C'est plus précisément l'article 122-5 du code pénal, qui n'a pas été modifié depuis longtemps, qui, dans son premier alinéa, définit les contours de la légitime défense des personnes :

"N'est pas pénalement responsable la personne qui, devant une atteinte injustifiée envers elle-même ou autrui, accomplit, dans le même temps, un acte commandé par la nécessité de la légitime défense d'elle-même ou d'autrui, sauf s'il y a disproportion entre les moyens de défense employés et la gravité de l'atteinte."

La lecture de ce texte permet de préciser les conditions juridiques qui doivent être réunies pour que la légitime défense puisse être retenue :

- Une atteinte injustifiée

L'usage de la force contre une personne peut être justifié. C'est, notamment, le cas du policier qui arrête un malfaiteur qui se débat et qui, sans excès, utilise la force nécessaire pour le maîtriser. Le malfaiteur ne peut évidemment pas prétendre qu'il avait le droit de violenter le policier parce que ce dernier utilisait la force contre lui. L'atteinte du policier contre le malfaiteur étant justifiée, il n'y a pas place, au bénéfice de ce dernier, pour une défense légitime si en réaction il a frappé et blessé ce policier.

- La défense de soi-même ou d'autrui

Une personne est autorisée à utiliser la violence non seulement pour se défendre, mais elle l'est tout autant, quand bien même rien n'est dirigé contre elle, pour défendre un tiers. La défense violente est admise pour soi-même mais aussi pour la protection d'une autre personne. 

On ne pourrait pas à la fois reprocher à celui qui voit quelqu'un se faire violenter de rester à ne rien faire, et lui reprocher quand il a le courage d'intervenir d'avoir usé de violences pour défendre cette personne.

- Une défense

Pour qu'il y ait une défense éventuellement légitime, il faut qu'il y ait un réel mécanisme de défense.

Se défendre c'est, par définition, se protéger contre une attaque en cours pour la limiter, la contenir, et y mettre fin. La loi permet l'usage de la violence pour faire cesser une violence qui est en train de se produire.

C'est ce que confirme une expression de l'article 122-5 : "dans le même temps". Il ne peut pas y avoir de décalage de temps entre l'agression et la défense. Les deux doivent se produire dans une même action, dans ce "même temps". C'est une autre façon de dire qu'il ne peut pas y avoir de défense légitime quand il n'y a plus réellement attaque.

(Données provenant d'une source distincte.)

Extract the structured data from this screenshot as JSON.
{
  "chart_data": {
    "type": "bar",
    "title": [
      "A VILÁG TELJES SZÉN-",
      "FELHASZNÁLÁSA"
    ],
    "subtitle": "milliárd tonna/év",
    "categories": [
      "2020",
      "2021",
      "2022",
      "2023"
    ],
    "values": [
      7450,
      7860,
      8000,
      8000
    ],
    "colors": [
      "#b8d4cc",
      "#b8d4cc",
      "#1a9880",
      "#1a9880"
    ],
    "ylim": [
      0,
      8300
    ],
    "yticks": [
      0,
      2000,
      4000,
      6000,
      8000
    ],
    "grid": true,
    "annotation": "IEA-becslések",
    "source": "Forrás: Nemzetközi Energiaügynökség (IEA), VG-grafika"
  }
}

Par exemple, il n'est pas nécessaire, pour l'individu qui est frappé par une personne qui est aussitôt attrapée et bloquée par ses amis, et qui sait alors qu'il ne risque plus rien, d'aller vers son agresseur maintenu et devenu inoffensif et de le frapper à son tour. Le geste n'est plus nécessaire puisque comme l'individu bloqué par les tiers n'attaque plus, il n'y a plus d'agression et donc il ne peut plus y avoir de nécessité de défense.

Régulièrement aussi, des personnes sont poursuivies pour avoir tiré dans le dos d'un individu qui, après l'agression, s'enfuit à pied ou en moto. Lors du tir, celui qui était auparavant l'agresseur est loin de l'agressé, de plusieurs dizaines ou centaines de mètres. De fait, il n'y a plus, à ce moment là c'est à dire au moment du tir, aucune agression. Dès lors, conformément au code pénal, il ne peut pas y avoir de défense "dans le même temps", car lors du tir il n'y a plus aucune agression.

Pourtant la légitime défense est parfois invoquée. Mais, dans de telles circonstances, il est juridiquement difficile si ce n'est impossible de l'admettre.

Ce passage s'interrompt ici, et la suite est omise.